NU Online News Service, May 3, 3:35 p.m. EDT

U.S. Senate Republicans believe that failure to increase federal oversight of large insurance companies is a major deficiency of financial services reform legislation, questioning whether state guaranty funds are adequate enough to deal with large insurance failures.

In a report issued late Friday, Republicans said the need to provide funds to American International Group to keep it from becoming insolvent pointed out the necessity to study the "adequacy of state guaranty funds to handle the failure of large, interconnected, and international insurance companies."

The report noted that it was not only AIG that received federal funds during the 2008-2009 financial crisis but several other "prominent insurance companies," including Hartford Insurance Group and Lincoln Financial Services.

Debate on the legislation, S 3217, the "Restoring Financial Stability Act of 2010," began Monday on the Senate floor.

The Republican's report said the bill lacks a requirement that the Treasury Department study the adequacy of state guaranty funds to handle the failure of these large insurance companies.

"What notably is lacking" in provisions of the bill that deal with tightened financial regulation "is any provision to enhance regulatory oversight of large insurance companies," the Republican paper said, adding that the "collapse of AIG revealed serious shortcomings in the regulation of large, interconnected, and international insurance companies."

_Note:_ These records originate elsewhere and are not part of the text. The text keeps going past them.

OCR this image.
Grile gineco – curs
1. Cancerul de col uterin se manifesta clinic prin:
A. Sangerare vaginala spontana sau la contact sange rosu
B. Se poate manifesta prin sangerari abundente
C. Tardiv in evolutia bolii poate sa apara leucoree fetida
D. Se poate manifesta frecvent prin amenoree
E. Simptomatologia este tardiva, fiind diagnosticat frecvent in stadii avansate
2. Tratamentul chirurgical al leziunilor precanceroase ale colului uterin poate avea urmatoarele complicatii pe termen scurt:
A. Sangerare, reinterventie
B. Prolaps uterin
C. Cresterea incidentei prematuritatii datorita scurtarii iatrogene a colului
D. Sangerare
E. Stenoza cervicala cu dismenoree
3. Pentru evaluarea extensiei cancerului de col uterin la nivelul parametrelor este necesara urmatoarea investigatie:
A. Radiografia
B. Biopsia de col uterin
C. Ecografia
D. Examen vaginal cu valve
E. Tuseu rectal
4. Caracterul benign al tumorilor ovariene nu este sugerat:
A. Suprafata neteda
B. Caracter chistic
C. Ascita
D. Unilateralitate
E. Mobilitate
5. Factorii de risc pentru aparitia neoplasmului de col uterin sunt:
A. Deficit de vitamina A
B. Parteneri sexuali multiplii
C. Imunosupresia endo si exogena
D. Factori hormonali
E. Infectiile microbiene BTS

Specifically, the report said, "The failure of AIG was due, in large part, to the massive securities lending operation that several state-regulated AIG insurance companies ran collectively."

The Republican's report was released just two days after the Government Accountability Office issued a report indicating that because of federal help, AIG is now "stable."

However, the report said, the ability of the government to recover all the $182 billion it has loaned to AIG since 2008 depends on the ability of its underlying insurance companies to increase profitability.

The comments about the need to study the viability of the guaranty fund system in the "dissenting views" comments by Republicans is dealt with in discussing Republican concerns about Title V of the bill, which creates an Office of National Insurance.

This provision provides very limited powers to the ONI. Under the Senate bill, this agency would have the authority to collect and analyze insurance data and prepare a study for Congress recommending to Congress the best ways to modernize the insurance system.

But, the Republicans say in the dissenting views, "we believe that among the issues that the reported bill presently mandates the director of ONI to study, there should be a study of the adequacy of state guaranty funds to handle the failure of large, interconnected, and international insurance companies."

Moreover, the Republicans, in criticizing the bill, said "While insurance regulation is a complex matter and our state system largely has functioned well for nearly two hundred years, the size and international reach of many insurance companies has raised legitimate questions, including whether reforms are needed to reflect changes in the marketplace."

It added, "The failure of the reported bill to include provisions to ensure the proper oversight of large, interconnected, and international insurance companies like AIG is a glaring omission."

Their comments are likely to stir up strong opposition from supporters of state regulation.

In a recent letter to the Senate, for example, the National Conference of Insurance Legislators criticized the provision creating the Office of National Insurance. They said state legislators fear such an office "would preempt state law and eventually threaten successful state insurance oversight."

The letter added, "As has been evidenced and attested to over and over again, and despite the wishes of those who would seek to avoid the protections of state regulation, insurance regulation did not contribute to the crisis and does not need federal intervention."